Leo XIV concluded the weekly general audience in St. Peter’s Square with the most emphatic appeal for peace of his pontificate to date: “I express my profound closeness to the Palestinian people in Gaza, who continue to live in fear and to survive in unacceptable conditions, forcibly displaced – once again – from their own lands.”
“Before God Almighty, who commanded ‘Thou shalt not kill’, and in the sight of all of human history, every person always has an inviolable dignity, to be respected and upheld”, the Pope denounced: “I renew my appeal for a ceasefire, the release of hostages, and a negotiated diplomatic solution, fully respecting international humanitarian law. I invite you all to join in my heartfelt prayer that a dawn of peace and justice may soon arise.”

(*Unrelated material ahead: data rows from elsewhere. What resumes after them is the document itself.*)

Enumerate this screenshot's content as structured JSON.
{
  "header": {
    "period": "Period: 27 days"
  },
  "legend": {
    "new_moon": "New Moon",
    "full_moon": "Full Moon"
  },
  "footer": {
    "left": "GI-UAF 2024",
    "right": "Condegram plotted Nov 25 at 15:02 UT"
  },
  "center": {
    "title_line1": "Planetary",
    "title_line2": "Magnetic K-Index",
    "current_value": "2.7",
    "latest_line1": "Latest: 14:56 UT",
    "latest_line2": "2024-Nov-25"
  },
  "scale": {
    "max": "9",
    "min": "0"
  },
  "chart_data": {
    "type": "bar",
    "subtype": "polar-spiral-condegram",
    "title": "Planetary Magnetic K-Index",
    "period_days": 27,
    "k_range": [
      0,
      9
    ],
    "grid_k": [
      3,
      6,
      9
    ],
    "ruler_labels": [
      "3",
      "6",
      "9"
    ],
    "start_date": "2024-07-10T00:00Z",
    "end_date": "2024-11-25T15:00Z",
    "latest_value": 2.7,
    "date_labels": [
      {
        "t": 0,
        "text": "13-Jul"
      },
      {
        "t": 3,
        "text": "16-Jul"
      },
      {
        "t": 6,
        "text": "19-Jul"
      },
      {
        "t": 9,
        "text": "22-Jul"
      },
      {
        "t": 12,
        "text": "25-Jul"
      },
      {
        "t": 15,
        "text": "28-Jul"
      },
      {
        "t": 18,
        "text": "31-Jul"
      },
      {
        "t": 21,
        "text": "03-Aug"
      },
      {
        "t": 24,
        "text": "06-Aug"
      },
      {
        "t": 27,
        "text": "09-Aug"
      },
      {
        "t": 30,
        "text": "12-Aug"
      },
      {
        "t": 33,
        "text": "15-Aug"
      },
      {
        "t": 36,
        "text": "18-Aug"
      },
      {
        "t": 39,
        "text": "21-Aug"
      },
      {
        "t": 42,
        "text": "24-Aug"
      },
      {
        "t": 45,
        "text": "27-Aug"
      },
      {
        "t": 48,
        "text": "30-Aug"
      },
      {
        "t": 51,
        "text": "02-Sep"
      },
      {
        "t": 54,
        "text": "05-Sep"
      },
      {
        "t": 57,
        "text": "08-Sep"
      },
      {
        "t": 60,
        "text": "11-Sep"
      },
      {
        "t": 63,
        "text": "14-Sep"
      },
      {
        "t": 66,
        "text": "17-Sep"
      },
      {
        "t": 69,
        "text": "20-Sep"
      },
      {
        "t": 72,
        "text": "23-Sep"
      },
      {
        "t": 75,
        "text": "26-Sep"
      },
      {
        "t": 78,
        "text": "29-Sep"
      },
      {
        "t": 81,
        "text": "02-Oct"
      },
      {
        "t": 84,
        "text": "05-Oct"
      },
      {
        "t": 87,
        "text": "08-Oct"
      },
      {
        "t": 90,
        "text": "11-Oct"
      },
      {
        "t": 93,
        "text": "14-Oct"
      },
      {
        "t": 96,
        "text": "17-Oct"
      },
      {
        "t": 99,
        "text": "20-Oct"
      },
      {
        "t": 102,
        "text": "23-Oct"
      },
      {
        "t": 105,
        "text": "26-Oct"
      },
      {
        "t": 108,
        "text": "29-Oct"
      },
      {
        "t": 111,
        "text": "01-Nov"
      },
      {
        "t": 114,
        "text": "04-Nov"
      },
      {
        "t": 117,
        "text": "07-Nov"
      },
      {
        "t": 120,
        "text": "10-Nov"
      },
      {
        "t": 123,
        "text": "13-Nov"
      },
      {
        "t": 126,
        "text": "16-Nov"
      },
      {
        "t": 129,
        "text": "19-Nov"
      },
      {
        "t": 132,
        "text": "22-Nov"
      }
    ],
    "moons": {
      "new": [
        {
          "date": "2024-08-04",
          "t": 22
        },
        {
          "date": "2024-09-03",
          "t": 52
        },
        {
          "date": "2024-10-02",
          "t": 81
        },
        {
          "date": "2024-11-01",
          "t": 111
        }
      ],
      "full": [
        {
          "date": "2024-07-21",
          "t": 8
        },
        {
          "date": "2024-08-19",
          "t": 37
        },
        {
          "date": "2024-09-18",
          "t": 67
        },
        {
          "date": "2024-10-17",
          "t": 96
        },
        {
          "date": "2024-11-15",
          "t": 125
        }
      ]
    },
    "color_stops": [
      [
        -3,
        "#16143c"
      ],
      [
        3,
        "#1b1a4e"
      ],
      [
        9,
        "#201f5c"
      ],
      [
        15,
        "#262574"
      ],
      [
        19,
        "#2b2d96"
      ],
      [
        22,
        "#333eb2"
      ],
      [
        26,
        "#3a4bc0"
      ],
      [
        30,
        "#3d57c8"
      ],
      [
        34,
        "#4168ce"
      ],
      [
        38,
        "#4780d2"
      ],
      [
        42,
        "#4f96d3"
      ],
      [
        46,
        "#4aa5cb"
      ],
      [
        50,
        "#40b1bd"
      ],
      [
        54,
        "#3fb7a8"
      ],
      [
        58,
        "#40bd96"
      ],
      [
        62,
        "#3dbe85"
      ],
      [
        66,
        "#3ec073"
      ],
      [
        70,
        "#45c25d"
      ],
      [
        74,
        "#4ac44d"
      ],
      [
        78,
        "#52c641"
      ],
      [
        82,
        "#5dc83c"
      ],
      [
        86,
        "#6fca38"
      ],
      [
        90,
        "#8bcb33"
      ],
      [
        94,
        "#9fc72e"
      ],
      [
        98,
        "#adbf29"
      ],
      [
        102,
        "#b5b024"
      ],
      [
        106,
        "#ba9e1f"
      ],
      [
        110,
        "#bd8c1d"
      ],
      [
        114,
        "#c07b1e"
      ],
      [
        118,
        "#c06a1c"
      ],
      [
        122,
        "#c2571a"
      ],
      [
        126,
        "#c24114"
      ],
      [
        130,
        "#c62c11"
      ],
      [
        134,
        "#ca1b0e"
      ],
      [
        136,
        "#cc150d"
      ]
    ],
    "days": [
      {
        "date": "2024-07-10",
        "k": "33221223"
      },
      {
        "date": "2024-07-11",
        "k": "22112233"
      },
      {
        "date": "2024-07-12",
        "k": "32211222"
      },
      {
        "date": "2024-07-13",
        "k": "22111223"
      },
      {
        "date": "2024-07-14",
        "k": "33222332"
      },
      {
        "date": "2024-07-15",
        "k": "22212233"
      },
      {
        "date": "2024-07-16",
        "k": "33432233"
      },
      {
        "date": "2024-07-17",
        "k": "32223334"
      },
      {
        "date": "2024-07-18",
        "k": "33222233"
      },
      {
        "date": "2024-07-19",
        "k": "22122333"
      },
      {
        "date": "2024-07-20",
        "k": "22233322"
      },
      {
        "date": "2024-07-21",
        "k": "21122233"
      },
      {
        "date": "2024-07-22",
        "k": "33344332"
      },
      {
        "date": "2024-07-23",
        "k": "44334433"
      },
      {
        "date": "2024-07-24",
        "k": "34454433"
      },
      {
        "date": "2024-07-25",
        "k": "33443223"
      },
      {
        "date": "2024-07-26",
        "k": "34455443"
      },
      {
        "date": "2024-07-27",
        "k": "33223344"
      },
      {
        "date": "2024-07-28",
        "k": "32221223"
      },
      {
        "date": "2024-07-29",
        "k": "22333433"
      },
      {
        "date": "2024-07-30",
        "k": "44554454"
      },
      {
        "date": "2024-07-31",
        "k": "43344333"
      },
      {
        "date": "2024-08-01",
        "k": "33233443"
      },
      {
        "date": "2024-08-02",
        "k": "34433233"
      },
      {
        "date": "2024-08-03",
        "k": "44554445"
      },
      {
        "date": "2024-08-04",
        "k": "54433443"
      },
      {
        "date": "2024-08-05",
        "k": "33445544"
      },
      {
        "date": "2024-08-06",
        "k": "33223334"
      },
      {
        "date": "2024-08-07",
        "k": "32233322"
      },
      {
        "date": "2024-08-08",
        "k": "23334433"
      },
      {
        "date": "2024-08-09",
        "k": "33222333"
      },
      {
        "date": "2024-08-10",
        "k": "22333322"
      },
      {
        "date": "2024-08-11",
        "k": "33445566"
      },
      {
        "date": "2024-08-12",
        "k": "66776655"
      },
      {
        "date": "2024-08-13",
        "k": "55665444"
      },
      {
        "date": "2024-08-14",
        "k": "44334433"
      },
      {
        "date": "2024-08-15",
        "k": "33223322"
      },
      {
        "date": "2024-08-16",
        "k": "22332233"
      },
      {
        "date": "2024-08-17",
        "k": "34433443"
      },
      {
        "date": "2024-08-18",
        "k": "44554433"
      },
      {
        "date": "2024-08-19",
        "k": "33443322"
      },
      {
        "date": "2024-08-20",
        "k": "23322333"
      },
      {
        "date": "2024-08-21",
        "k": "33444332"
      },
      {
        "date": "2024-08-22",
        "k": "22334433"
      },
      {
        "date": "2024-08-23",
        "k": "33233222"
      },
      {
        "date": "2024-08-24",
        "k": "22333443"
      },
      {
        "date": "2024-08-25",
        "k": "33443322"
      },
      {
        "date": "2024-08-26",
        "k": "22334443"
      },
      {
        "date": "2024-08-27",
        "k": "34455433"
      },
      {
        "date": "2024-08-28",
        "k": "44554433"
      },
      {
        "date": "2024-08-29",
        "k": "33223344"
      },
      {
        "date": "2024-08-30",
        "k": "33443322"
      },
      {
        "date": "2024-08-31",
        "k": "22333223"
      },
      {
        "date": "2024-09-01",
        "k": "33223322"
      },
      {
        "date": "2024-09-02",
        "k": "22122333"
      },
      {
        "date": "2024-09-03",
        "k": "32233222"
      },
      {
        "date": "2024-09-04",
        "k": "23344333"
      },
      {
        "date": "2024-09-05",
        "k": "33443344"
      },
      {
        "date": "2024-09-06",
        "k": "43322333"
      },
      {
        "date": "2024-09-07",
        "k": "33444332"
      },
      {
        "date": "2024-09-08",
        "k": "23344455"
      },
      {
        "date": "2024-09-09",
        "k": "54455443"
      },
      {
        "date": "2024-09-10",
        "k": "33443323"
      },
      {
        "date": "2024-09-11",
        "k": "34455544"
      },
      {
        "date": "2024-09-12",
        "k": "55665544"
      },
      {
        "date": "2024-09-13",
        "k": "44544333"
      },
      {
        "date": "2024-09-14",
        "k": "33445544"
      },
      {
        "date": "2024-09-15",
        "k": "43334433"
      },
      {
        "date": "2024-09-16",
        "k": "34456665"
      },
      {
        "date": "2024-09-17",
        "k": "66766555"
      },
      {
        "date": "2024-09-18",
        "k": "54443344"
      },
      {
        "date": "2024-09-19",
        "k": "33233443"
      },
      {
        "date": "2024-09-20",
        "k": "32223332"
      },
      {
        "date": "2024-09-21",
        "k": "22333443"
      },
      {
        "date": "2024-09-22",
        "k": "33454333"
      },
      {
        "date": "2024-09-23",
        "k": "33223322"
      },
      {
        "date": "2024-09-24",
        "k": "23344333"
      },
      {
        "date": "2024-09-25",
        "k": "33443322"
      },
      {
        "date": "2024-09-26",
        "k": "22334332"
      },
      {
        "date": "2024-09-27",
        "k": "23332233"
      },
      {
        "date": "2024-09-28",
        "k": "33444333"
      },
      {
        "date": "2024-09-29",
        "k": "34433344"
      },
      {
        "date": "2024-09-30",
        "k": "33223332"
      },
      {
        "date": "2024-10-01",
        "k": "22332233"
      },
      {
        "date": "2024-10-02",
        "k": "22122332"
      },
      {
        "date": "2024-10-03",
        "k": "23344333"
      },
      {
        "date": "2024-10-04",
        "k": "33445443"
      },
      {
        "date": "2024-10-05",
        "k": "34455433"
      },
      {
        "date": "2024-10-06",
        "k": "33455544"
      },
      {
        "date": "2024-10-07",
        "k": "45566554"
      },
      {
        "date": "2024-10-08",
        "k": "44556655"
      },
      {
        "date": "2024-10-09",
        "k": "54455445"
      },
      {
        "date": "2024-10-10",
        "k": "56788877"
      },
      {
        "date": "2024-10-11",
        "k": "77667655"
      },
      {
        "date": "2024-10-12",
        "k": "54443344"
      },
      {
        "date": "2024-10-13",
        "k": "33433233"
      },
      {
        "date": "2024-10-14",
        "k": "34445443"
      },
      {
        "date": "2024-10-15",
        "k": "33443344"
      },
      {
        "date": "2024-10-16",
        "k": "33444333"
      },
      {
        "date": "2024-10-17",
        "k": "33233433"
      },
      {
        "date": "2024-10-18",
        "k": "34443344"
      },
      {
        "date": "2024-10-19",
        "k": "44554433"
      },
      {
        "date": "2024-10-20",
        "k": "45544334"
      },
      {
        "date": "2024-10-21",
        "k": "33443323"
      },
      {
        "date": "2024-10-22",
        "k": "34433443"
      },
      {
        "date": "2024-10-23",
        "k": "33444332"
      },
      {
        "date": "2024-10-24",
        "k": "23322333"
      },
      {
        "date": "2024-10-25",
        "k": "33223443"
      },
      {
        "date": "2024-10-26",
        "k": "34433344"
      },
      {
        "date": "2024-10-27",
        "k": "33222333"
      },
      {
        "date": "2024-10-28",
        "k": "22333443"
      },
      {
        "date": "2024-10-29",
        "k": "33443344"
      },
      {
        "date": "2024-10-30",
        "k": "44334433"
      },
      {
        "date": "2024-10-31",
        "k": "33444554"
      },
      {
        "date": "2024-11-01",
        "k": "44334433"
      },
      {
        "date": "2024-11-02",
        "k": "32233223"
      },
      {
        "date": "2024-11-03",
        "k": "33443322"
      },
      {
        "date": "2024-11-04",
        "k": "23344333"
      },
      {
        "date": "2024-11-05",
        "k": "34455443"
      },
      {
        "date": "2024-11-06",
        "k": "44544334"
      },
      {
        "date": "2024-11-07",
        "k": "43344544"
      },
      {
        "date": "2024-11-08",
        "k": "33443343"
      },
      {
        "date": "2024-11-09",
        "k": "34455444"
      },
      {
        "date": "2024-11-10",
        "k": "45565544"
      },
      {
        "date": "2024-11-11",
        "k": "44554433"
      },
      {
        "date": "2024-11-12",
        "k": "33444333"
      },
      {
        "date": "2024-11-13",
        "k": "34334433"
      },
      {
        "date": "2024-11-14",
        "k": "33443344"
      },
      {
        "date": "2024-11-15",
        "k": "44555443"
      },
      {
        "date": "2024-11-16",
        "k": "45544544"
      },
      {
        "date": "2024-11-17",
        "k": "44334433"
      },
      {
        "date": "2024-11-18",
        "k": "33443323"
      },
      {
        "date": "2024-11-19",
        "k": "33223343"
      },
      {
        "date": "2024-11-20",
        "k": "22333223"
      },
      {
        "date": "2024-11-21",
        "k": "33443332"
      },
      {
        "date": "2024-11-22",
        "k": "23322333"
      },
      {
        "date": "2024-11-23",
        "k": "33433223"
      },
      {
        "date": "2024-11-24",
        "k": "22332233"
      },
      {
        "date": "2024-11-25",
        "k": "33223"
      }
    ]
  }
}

This week’s Wednesday audience was particularly special: the crowds gathered in St. Peter’s Square wished Leo a happy birthday, as did the readers of the Pope’s weekly catechesis summaries in multiple languages. The Pope thanked them all at the end of the audience. The Holy Father delivered his catechesis, focused on the mystery of Holy Saturday, before the statue of Our Lady of Sorrows mourning her dead Son, an image very dear to popular piety.
“The Son of God lies in the tomb. But this ‘absence’ of his is not emptiness: it is expectation, a restrained fullness, a promise kept in the dark”, the Pope said in the opening lines of his catechesis: “It is the day of the great silence, in which the sky seems mute and the earth immobile, but it is precisely there that the deepest mystery of the Christian faith is fulfilled. It is a silence laden with meaning, like the womb of a mother who carries her unborn but already living child. The body of Jesus, taken down from the cross, is carefully wrapped, as one does with something precious. John the Evangelist tells us that he was buried in a garden, inside “a new tomb where no one had ever been laid” (Jn 19:41). Nothing is left to chance.” For the Pope, that garden “recalls the lost Eden, the place where God and man were united. And that tomb, never used, speaks of something that has still to happen: it is a threshold, not an end. At the beginning of creation, God planted a garden; now the new creation also begins in a garden: with a closed tomb that will soon be opened.”
“We struggle to stop and rest. We live as if life were never enough. We rush to produce, to prove ourselves, to keep up”,
The Pontiff denounced: “But the Gospel teaches us that knowing how to stop is an act of trust that we must learn to perform.” In fact, according to the Jewish Law, Holy Saturday is also a day of rest, when no work is to be done: “after the six days of creation, God rests.” Now, the Son too, after completing his work of salvation, rests: “Not because he is tired, but because he loved up to the very end. There is nothing left to add. This rest is the seal on the completed task; it is the confirmation that what should have been done has truly been accomplished. It is a repose filled with the hidden presence of the Lord.”
“Holy Saturday invites us to discover that life does not always depend on what we do, but also on how we know how to take leave of what we have been able to do”,
commented Pope Leo: “In the tomb, Jesus, the living Word of the Father, is silent. But it is precisely in that silence that the new life begins to ferment. Like a seed in the ground, like the darkness before dawn.”
“God is not afraid of the passing time, because he is also the God of waiting”, is the image chosen by Prevost. “Thus, even our ‘useless’ time, that of pauses, emptiness, barren moments, can become the womb of resurrection. Every silence that is welcomed can be the premise of a new Word. Every suspended time can become a time of grace, if we offer it to God. Jesus, buried in the ground, is the meek face of a God who does not occupy all space. He is the God who lets things be done, who waits, who withdraws to leave us freedom. He is the God who trusts, even when everything seems to be over. And we, on that suspended Sabbath, learn that we do not have to be in a hurry to rise again.”
“At times we seek quick answers, immediate solutions. But God works in depth, in the slow time of trust.”
The Sabbath of the burial thus becomes “the womb from which the strength of an invincible light, that of Easter, can spring forth.”
“Christian hope is not born in noise, but in the silence of an expectation filled with love. It is not the offspring of euphoria, but of trustful abandonment”, the Pope concluded mentioning the example of the Holy Virgin that “embodies this expectation, this trust, this hope.” “When it seems to us that everything is at a standstill, that life is a blocked road, let us remember Holy Saturday”, the final appeal: “Even in the tomb, God was preparing the greatest surprise of all. And if we know how to welcome with gratitude what has been, we will discover that, precisely in smallness and silence, God loves to transfigure reality, making all things new with the fidelity of his love. True joy is born of indwelt expectation, of patient faith, of the hope that what has been lived in love will surely rise to eternal life.”